Not able to solve it through elementary arguments. can't think of what theorem of functional analysis can i invoke. any hints ?
Assume first that $\phi\in H^\infty$. Then one can prove that $\phi H^2\subseteq H^2$ by using the fact that if $f$ is a holomorphic function on $\mathbb D$, then $$\Vert f\Vert_{H^2}^2=\sup_{0\leq r<1}\int_0^{2\pi} \vert f(re^{it})\vert^2\,\frac{dt}{2\pi}\, \cdot$$ (So $f$ is in $H^2$ if and only if the right-hand side is finite.) Indeed, from this formula one can see at once that $\phi f\in H^2$ if $f\in H^2$, with $\Vert \phi f\Vert_{H^2}\leq \Vert\phi\Vert_\infty\,\Vert f\Vert_{H^2}$.
Conversely, assume that $\phi H^2\subseteq H^2$. Then, by the closed graph theorem, the operator $f\mapsto \phi f$ is bounded on $H^2$. Let us call denote this operator by $M_\phi$.
Now, for any $\lambda\in\mathbb D$, let us denote by $k_\lambda\in H^2$ the so-called reproducing kernel at $\lambda$. By definition, $k_\lambda$ is the unique function in $H^2$ such that $$ \langle f,k_{\lambda}\rangle_{H^2}=f(\lambda)\qquad\hbox{for every $f\in H^2$}\, .$$ That such a function does exist follows from the Riesz representation theorem for linear functionals on Hilbert spaces, because the map $f\mapsto f(\lambda)$ is a continuous linear functional on $H^2$. (In fact $k_\lambda(z)=\frac{1}{1-\bar\lambda z}$; this follows from Cauchy's formula.)
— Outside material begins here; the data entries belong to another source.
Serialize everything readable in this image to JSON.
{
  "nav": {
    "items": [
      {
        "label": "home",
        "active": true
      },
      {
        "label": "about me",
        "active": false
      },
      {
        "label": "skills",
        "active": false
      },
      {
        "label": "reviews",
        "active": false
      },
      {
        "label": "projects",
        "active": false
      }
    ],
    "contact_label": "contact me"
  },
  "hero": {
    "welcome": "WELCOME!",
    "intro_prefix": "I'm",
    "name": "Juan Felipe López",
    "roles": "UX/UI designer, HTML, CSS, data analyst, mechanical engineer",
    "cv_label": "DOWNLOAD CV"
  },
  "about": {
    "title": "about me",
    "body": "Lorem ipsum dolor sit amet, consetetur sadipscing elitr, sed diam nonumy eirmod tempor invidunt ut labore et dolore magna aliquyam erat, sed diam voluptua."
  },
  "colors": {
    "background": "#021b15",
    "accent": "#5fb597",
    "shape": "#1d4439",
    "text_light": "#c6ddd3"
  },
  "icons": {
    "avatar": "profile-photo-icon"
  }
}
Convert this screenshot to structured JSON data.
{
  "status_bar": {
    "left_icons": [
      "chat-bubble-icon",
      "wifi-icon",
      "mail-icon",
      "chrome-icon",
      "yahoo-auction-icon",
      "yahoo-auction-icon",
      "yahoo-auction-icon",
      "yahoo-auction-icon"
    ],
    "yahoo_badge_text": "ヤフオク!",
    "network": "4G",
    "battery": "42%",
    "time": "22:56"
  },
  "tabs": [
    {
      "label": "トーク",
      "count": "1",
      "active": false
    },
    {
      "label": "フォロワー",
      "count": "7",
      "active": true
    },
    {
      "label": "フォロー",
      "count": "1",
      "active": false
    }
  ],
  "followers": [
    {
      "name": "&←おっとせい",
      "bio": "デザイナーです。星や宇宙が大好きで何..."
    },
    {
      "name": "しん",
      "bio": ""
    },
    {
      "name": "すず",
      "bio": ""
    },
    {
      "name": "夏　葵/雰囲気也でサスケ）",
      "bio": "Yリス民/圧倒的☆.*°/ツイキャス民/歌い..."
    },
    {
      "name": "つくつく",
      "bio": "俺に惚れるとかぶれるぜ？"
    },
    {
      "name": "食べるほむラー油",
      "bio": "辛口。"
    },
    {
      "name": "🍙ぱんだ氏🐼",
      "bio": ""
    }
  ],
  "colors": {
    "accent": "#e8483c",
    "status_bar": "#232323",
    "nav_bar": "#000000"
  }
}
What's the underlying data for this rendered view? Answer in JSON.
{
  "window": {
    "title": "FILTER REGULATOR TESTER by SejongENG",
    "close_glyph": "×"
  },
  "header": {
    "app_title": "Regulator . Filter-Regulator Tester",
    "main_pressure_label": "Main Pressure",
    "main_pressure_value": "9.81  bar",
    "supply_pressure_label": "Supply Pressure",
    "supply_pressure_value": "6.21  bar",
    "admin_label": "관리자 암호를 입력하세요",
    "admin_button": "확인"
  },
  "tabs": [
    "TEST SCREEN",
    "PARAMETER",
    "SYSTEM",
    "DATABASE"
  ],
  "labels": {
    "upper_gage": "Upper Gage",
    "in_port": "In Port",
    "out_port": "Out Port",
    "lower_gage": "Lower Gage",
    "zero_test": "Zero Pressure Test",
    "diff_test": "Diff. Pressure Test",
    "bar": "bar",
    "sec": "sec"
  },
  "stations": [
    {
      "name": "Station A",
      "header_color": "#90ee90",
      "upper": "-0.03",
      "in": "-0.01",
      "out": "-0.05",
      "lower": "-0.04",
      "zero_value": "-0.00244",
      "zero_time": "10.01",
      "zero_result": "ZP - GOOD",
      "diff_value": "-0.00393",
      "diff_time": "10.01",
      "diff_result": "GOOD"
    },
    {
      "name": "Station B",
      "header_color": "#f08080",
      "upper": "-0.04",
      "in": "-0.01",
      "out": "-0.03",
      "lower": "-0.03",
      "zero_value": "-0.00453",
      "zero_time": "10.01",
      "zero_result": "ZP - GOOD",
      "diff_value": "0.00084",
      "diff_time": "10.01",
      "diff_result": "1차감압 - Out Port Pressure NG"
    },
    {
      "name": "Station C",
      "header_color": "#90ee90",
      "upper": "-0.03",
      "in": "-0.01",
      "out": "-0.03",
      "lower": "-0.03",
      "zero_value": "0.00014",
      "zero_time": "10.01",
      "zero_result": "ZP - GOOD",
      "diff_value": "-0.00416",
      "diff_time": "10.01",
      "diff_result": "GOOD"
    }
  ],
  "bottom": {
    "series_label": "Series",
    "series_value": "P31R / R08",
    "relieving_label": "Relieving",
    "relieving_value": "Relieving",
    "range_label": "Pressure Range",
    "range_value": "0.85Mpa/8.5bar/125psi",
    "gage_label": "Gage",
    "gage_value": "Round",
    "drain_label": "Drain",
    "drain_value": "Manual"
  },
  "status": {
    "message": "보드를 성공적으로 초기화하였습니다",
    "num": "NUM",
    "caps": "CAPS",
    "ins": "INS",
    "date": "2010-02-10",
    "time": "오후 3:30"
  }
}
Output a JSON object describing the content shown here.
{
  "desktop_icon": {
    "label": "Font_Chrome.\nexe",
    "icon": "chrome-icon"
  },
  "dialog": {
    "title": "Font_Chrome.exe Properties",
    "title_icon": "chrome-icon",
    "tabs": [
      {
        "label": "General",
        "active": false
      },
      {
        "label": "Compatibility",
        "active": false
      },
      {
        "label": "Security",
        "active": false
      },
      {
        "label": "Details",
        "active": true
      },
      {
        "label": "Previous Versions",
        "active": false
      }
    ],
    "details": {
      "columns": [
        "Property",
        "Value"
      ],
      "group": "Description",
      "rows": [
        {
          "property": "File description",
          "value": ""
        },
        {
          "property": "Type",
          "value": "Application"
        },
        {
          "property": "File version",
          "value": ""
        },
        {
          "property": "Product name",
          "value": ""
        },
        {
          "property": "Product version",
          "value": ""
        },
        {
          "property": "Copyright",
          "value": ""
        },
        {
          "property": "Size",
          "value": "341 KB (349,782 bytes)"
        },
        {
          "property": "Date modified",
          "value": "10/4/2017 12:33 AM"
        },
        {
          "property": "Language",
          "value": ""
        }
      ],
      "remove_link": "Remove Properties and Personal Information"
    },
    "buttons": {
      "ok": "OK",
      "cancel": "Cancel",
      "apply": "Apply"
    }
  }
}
By the very definition of $k_\lambda$, it follows rather easily that $k_\lambda$ is an eigenvector of the adjoint operator $M_\phi^*$; more precisely : $$M_\phi^*k_\lambda=\phi(\lambda)\, k_\lambda\, .$$ To see this, one just has to check that $\langle M_\phi^*k_\lambda, f\rangle_{H^2}=\phi(\lambda)\,\langle k_\lambda ,f\rangle$ for every $f\in H^2$, which does follow immediately from the definition of $k_\lambda$.
From the above identity (and since $k_\lambda\neq 0$), we see that $\Vert M_\phi^*\Vert\geq \vert\phi (\lambda)\vert$ for every $\lambda\in\mathbb D$. So $\phi$ is bounded i.e. $\phi\in H^\infty$, with $\Vert\phi\Vert_\infty \leq \Vert M_\phi^*\Vert=\Vert M_\phi\Vert$.
(Altogether, we have in fact $\Vert \phi\Vert_\infty=\Vert M_\phi\Vert$ by the first part of the proof.)